Metamath Proof Explorer

Theorem lmodvsubval2

Description: Value of vector subtraction in terms of addition. ( hvsubval analog.) (Contributed by NM, 31-Mar-2014) (Proof shortened by Mario Carneiro, 19-Jun-2014)

Ref Expression
Hypotheses lmodvsubval2.v 
|- V = ( Base ` W )
lmodvsubval2.p 
|- .+ = ( +g ` W )
lmodvsubval2.m 
|- .- = ( -g ` W )
lmodvsubval2.f 
|- F = ( Scalar ` W )
lmodvsubval2.s 
|- .x. = ( .s ` W )
lmodvsubval2.n 
|- N = ( invg ` F )
lmodvsubval2.u 
|- .1. = ( 1r ` F )
Assertion lmodvsubval2 
|- ( ( W e. LMod /\ A e. V /\ B e. V ) -> ( A .- B ) = ( A .+ ( ( N ` .1. ) .x. B ) ) )

Proof

Step Hyp Ref Expression
1 lmodvsubval2.v 
 |-  V = ( Base ` W )
2 lmodvsubval2.p 
 |-  .+ = ( +g ` W )
3 lmodvsubval2.m 
 |-  .- = ( -g ` W )
4 lmodvsubval2.f 
 |-  F = ( Scalar ` W )
5 lmodvsubval2.s 
 |-  .x. = ( .s ` W )
6 lmodvsubval2.n 
 |-  N = ( invg ` F )
7 lmodvsubval2.u 
 |-  .1. = ( 1r ` F )
8 eqid 
 |-  ( invg ` W ) = ( invg ` W )
9 1 2 8 3 grpsubval 
 |-  ( ( A e. V /\ B e. V ) -> ( A .- B ) = ( A .+ ( ( invg ` W ) ` B ) ) )
10 9 3adant1 
 |-  ( ( W e. LMod /\ A e. V /\ B e. V ) -> ( A .- B ) = ( A .+ ( ( invg ` W ) ` B ) ) )
11 1 8 4 5 7 6 lmodvneg1 
 |-  ( ( W e. LMod /\ B e. V ) -> ( ( N ` .1. ) .x. B ) = ( ( invg ` W ) ` B ) )
12 11 3adant2 
 |-  ( ( W e. LMod /\ A e. V /\ B e. V ) -> ( ( N ` .1. ) .x. B ) = ( ( invg ` W ) ` B ) )
13 12 oveq2d 
 |-  ( ( W e. LMod /\ A e.

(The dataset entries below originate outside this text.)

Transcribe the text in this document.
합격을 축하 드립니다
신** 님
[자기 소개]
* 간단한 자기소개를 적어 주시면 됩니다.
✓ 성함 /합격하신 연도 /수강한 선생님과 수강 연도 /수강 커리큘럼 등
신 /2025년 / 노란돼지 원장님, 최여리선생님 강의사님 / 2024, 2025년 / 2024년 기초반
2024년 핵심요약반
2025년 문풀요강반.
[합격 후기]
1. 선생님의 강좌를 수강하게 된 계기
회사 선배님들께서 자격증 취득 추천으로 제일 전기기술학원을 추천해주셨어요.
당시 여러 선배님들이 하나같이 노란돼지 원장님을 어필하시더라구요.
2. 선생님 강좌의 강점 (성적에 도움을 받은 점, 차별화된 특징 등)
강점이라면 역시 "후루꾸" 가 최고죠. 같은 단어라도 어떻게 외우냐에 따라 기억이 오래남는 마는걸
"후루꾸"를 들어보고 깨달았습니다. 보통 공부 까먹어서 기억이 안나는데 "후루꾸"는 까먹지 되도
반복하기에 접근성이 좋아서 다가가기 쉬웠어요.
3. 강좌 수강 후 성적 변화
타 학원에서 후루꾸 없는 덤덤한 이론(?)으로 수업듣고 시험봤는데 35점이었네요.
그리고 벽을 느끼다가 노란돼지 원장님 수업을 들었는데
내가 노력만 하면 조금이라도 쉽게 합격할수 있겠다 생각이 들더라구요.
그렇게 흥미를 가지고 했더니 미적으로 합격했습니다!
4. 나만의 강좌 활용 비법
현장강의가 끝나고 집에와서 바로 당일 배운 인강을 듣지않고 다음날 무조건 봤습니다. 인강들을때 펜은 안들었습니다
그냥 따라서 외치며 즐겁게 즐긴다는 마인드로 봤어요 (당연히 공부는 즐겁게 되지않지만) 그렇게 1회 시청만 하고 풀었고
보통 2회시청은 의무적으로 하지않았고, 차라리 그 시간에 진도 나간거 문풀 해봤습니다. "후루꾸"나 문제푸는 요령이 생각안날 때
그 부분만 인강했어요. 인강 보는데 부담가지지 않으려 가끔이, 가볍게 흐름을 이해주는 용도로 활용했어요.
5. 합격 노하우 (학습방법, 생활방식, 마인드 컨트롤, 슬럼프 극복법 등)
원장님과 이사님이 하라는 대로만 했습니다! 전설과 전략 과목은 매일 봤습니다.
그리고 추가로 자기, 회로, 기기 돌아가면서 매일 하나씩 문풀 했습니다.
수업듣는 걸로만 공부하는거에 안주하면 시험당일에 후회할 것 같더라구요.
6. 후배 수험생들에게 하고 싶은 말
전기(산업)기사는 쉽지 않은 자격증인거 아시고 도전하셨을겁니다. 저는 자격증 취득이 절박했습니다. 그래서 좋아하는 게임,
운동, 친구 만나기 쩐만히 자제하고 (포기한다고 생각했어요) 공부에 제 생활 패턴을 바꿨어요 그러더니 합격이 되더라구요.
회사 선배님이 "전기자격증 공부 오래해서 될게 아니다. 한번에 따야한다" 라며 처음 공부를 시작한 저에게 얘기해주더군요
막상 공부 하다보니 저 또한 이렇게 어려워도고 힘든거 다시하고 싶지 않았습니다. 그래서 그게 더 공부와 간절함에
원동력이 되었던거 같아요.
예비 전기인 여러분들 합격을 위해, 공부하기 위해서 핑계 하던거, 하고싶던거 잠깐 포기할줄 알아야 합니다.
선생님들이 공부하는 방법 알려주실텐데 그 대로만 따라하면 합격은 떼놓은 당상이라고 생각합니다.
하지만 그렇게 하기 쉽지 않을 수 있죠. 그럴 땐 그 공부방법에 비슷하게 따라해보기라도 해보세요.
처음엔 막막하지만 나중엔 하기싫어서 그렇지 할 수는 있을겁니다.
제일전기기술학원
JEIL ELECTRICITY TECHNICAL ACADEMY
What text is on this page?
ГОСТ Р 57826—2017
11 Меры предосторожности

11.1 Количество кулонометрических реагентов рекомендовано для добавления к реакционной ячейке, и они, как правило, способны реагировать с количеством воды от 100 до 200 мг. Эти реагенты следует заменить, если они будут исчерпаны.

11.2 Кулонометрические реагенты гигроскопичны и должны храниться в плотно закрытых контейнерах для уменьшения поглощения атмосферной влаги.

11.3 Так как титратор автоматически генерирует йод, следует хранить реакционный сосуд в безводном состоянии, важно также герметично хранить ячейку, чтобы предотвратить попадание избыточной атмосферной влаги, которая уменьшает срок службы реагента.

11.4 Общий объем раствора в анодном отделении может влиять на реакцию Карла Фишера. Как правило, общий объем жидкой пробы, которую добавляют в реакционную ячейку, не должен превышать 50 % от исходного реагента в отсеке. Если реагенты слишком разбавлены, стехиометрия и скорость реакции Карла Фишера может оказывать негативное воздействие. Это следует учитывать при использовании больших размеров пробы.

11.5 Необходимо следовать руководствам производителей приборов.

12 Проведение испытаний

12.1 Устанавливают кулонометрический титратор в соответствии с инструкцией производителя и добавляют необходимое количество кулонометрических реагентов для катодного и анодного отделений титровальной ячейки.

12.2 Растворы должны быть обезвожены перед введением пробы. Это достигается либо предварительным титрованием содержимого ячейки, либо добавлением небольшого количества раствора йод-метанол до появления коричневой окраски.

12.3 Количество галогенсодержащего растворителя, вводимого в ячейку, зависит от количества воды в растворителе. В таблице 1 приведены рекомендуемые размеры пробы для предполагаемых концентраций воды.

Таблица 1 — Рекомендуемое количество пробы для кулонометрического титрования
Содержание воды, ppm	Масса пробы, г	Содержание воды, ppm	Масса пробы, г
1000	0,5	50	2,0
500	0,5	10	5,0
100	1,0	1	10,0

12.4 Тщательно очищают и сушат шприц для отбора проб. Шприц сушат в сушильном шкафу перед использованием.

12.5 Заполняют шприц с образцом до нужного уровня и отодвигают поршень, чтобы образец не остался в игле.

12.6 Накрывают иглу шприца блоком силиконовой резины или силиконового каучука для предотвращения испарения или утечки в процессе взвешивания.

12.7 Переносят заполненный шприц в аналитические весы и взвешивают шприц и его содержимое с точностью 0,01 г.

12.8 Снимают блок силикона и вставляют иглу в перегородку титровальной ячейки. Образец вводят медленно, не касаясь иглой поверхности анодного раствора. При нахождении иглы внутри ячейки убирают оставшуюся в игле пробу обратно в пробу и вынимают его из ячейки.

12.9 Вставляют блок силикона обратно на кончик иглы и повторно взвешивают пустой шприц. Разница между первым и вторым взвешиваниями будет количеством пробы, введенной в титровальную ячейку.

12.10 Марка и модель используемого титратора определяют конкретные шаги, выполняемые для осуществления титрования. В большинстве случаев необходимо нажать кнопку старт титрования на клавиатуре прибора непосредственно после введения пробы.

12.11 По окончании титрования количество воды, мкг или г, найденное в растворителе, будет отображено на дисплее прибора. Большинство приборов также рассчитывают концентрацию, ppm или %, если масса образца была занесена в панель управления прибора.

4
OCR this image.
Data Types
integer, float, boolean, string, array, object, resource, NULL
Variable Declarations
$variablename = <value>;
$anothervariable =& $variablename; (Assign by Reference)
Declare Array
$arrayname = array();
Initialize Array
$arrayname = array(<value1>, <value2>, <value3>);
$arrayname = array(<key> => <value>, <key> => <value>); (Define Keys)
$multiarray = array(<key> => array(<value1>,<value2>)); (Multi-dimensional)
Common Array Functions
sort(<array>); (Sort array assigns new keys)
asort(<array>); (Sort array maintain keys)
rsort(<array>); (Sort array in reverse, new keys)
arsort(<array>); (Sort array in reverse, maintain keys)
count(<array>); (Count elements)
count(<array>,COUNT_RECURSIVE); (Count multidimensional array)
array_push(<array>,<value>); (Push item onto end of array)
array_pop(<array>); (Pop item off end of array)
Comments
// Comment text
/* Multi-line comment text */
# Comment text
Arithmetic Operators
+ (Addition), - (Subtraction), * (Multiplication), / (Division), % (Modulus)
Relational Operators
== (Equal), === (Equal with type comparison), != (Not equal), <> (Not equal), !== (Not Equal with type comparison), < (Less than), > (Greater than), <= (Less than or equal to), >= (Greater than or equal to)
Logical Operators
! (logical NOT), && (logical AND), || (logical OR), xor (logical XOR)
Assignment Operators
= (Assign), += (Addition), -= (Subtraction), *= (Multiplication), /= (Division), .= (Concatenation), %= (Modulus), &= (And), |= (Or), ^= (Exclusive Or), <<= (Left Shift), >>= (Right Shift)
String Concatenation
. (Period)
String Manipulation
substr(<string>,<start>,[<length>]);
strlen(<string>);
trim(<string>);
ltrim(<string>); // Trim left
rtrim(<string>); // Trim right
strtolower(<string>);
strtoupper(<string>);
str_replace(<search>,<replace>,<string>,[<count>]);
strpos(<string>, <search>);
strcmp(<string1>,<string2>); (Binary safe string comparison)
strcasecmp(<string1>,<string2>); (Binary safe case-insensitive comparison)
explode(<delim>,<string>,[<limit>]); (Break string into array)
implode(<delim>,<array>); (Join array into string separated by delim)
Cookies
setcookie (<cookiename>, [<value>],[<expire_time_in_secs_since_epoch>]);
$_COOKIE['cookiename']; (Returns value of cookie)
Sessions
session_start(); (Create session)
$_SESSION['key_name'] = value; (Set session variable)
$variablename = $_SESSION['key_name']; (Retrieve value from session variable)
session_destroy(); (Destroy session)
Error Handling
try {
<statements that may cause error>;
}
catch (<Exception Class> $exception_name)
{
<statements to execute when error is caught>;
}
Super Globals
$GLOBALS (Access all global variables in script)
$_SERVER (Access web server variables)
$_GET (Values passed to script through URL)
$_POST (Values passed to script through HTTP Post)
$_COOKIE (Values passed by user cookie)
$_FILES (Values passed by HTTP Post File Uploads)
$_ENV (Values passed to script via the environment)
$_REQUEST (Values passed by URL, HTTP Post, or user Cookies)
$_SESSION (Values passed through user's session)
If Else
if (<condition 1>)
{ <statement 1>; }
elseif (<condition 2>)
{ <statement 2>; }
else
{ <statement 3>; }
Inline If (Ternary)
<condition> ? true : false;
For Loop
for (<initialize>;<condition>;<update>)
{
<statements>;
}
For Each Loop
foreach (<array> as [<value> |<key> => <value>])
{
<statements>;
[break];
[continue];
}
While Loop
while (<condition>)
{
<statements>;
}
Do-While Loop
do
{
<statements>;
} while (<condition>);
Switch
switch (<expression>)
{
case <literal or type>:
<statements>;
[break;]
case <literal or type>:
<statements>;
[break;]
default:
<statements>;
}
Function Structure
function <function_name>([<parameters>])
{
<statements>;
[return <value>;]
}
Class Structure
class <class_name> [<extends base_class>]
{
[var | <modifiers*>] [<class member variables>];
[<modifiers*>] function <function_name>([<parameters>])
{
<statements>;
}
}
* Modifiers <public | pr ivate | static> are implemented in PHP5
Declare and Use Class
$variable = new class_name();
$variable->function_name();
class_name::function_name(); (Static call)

V /\ B e. V ) -> ( A .+ ( ( N ` .1. ) .x. B ) ) = ( A .+ ( ( invg ` W ) ` B ) ) )
14 10 13 eqtr4d 
 |-  ( ( W e. LMod /\ A e. V /\ B e. V ) -> ( A .- B ) = ( A .+ ( ( N ` .1. ) .x. B ) ) )